During hospitalization, blood eosinophil count further increased, reaching the maximum value of 56,000/mm3 after six days. Under suspicion of parasitic etiology, mainly driven by the patient's living conditions, and to prevent possible organ damage due to eosinophil infiltration, empiric treatment with albendazole (15 mg/kg/day) was started. After only 24 hours, the eosinophil count was 21,000/mm3 and continued to decrease in the following days (Figure 1). On day 13, blood eosinophils were 6,700/mm3, the clinical condition was satisfactory, and therefore the treatment was discontinued, and the patient was discharged home. The eosinophil count was found to be within the normal range one month after the end of therapy.
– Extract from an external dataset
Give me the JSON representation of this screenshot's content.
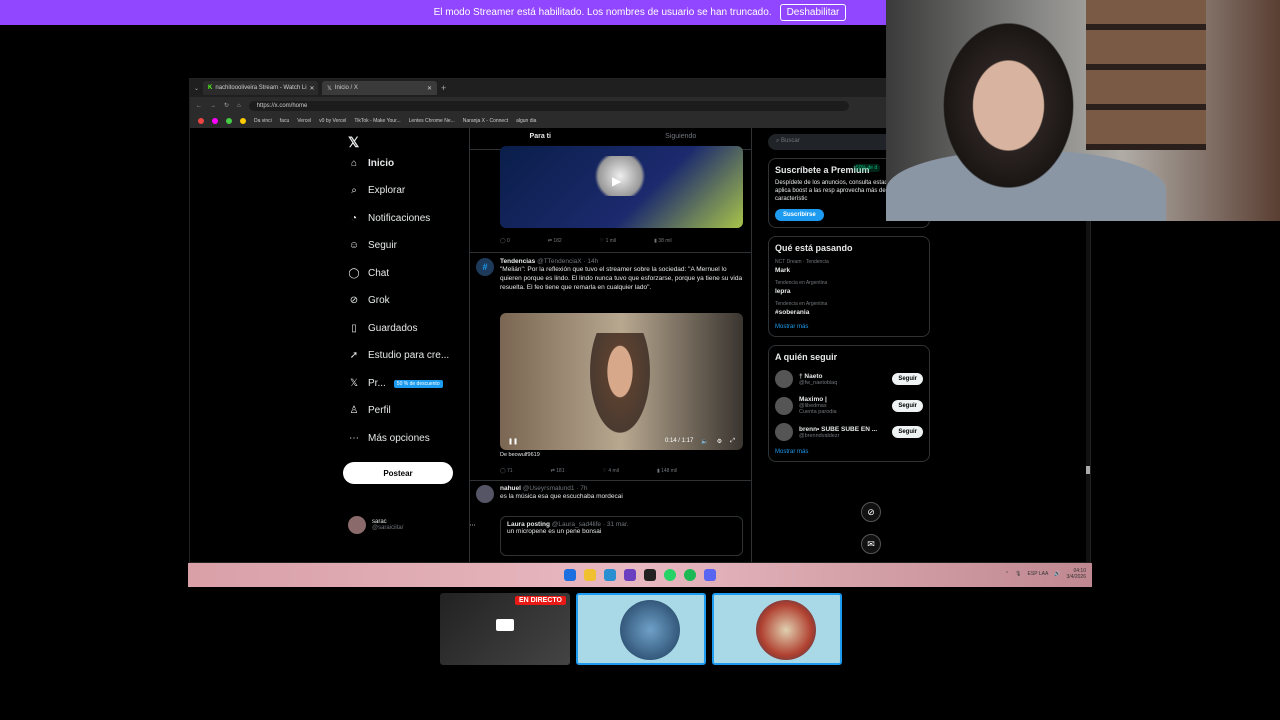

|Figure 1. Blood eosinophil count changes with albendazole treatment. Black and white arrows indicate initiation and end of treatment, respectively.|
At three months after discharge, IgG anti-nematode antibodies were detected in serum samples from the patient and his father by ELISA test (using raw antigen), which was performed by the Italian Higher Institute of Health.
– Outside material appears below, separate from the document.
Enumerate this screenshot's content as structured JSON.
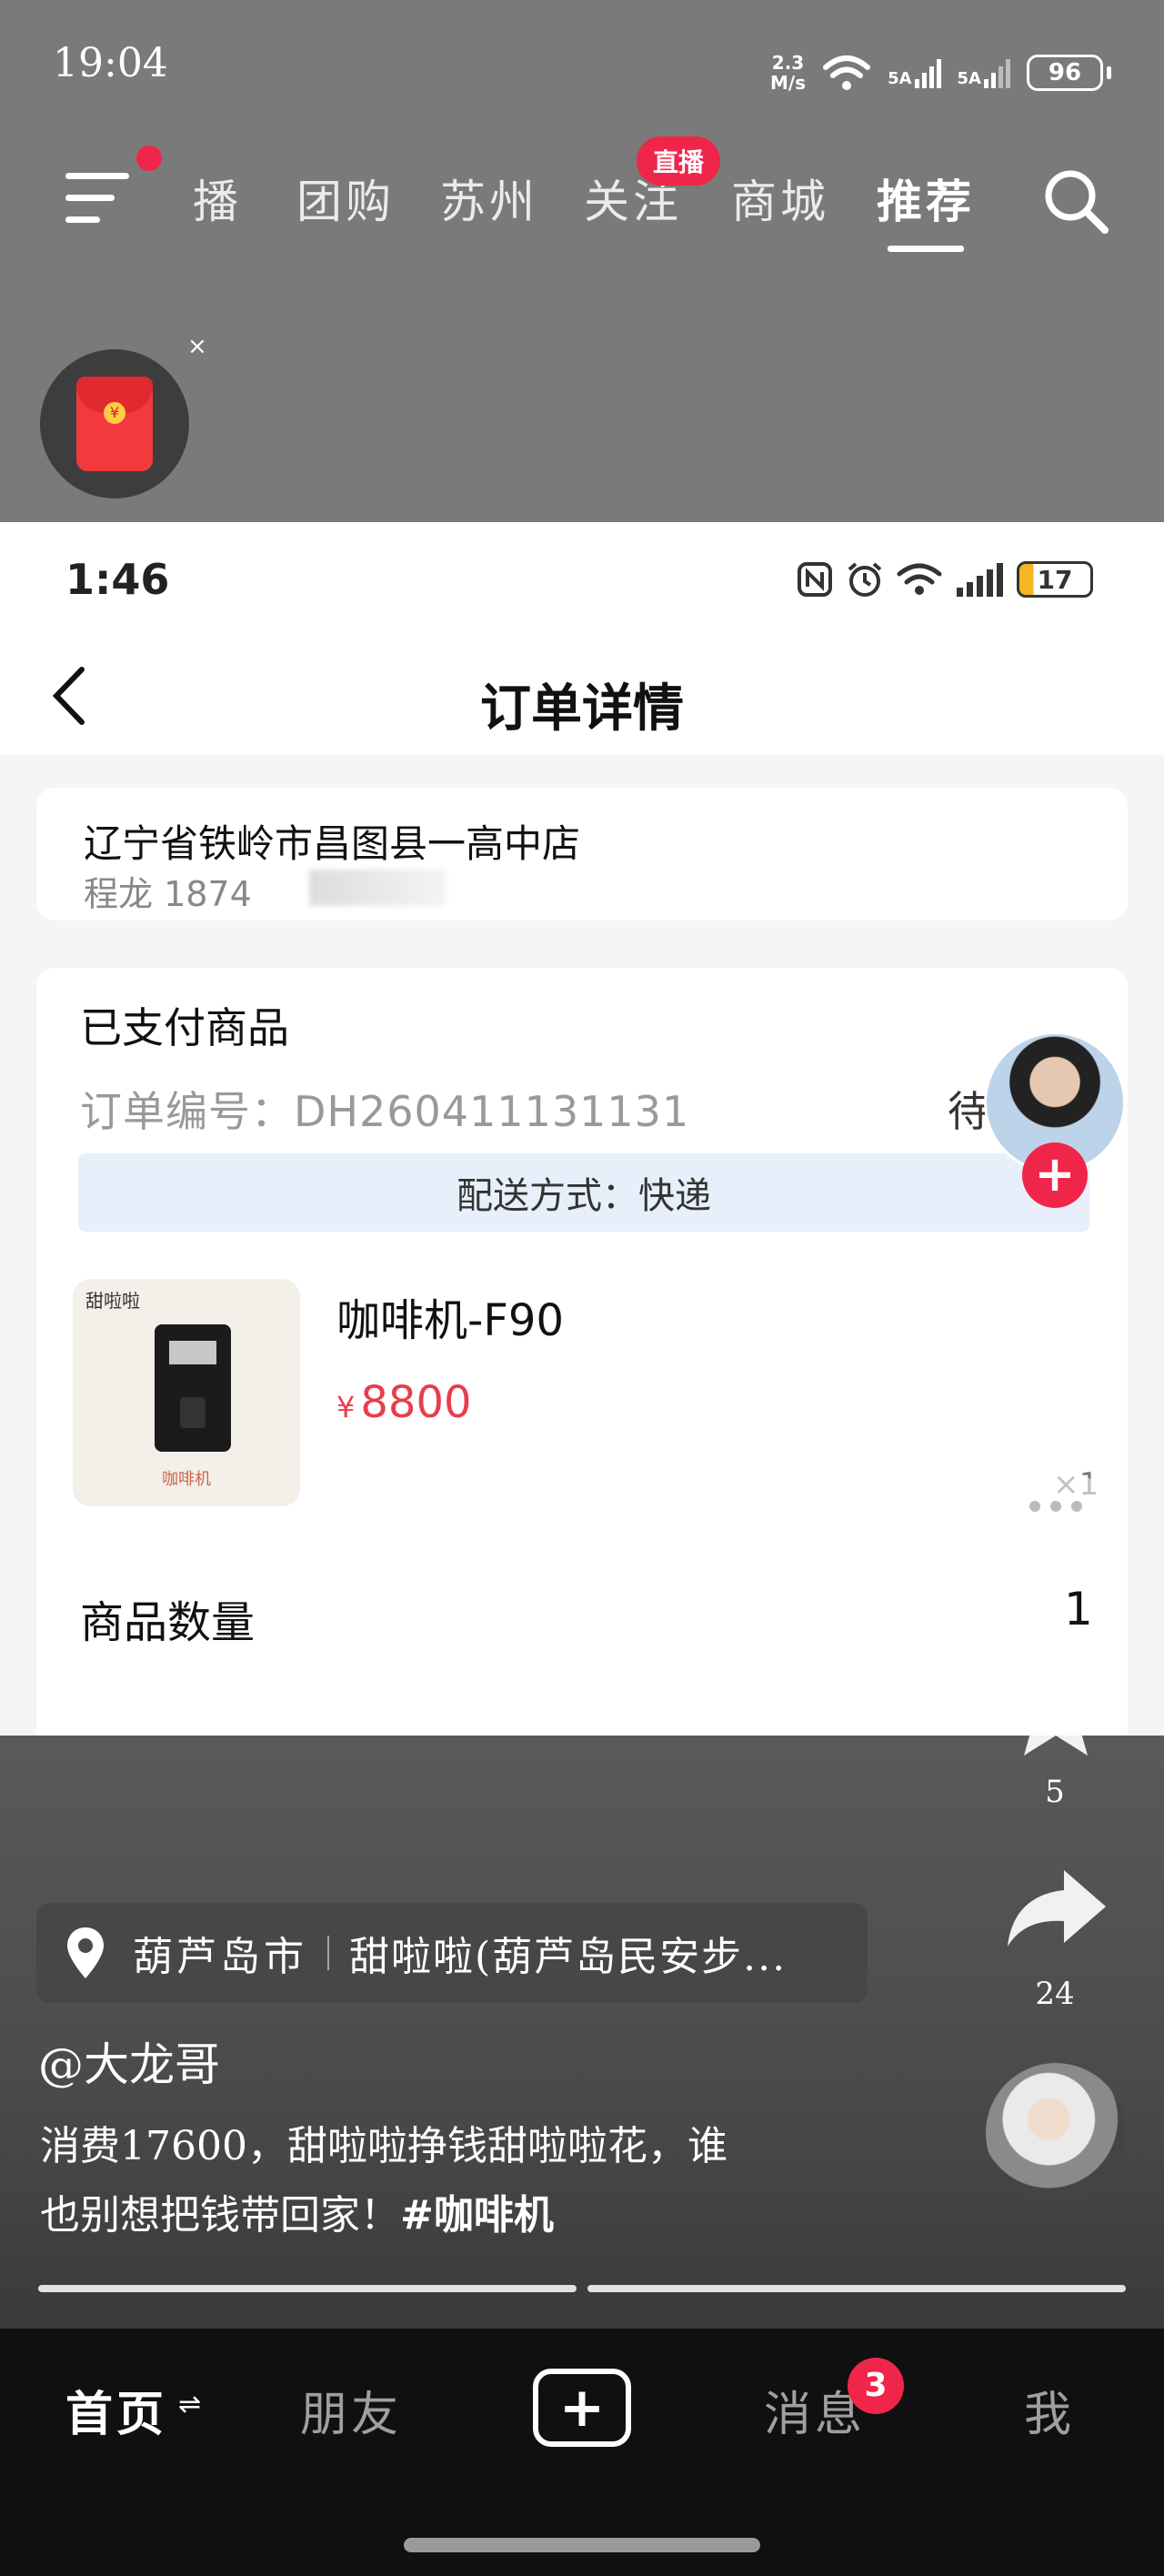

Finally, a parasitic etiology, which was supported by the patient's history, remained the most likely option. In this regard, it is known that the specific diagnostic characterization of a parasitic intestinal infection is difficult. A wide variety of parasites can elicit eosinophilia, even if only relatively few of them can be responsible for such a marked increase in eosinophil levels. The pattern and degree of eosinophilia in parasitic infections result from the development, migration, and distribution of the parasite within the host, as well as from the host's immune response. Parasites tend to elicit marked eosinophilia when they or their products come into contact with immune effector cells in tissues, particularly during migration. When mechanical barriers separate the parasite from the host, or when parasites no longer invade tissues, the stimulus to eosinophilia is usually absent. Therefore, eosinophilia is highest in infections with a phase of parasite development that involves migration through tissues (eg, trichinosis, ascariasis, gnathostomiasis, strongyloidiasis, schistosomiasis, and filariasis). Detection of eggs, larvae or adult worms in feces is necessary to make a diagnosis. However, being very difficult to obtain, a negative examination does not allow to exclude a parasitic infection with certainty. The rapid increase in eosinophil count, the potential risk of evolution to the hypereosinophilic syndrome or to organ damage, and the history suggestive of a parasite infection prompted us to undertake an albendazole-based empiric therapy. Albendazole is a safe medication, and its use is promoted by WHO to control the infection in high endemic areas, even when an exact diagnosis is lacking. Also, empiric albendazole therapy is recommended by the British Infection Society in returning travelers and migrants from the tropics to cover the possibility of geohelminth infection as the cause of transient eosinophilia with negative stool microscopy. In our case, the treatment was readily effective, leading to a steep decrease in the eosinophil count in just 24 hours. Therefore, the diagnosis of parasitic hypereosinophilia was challenging and required an ‘ex-iuvantibus’ approach, while the diagnosis of nematode infection was established by serologic testing only three months later.
The picture of extreme hypereosinophilia is rare in childhood. The etiological diagnosis of this condition is often challenging for the clinician, and this may lead to difficulties in deciding upon the specific choice of treatment for individual patients. The case described here can be considered emblematic of this hematological condition and offers the example of a diagnostic-therapeutic approach that might be applicable in similar contexts. Based on this case report and the literature data, we can conclude that an empiric anthelmintic treatment is justified and potentially decisive when hypereosinophilia of parasitic origin is strongly suspected.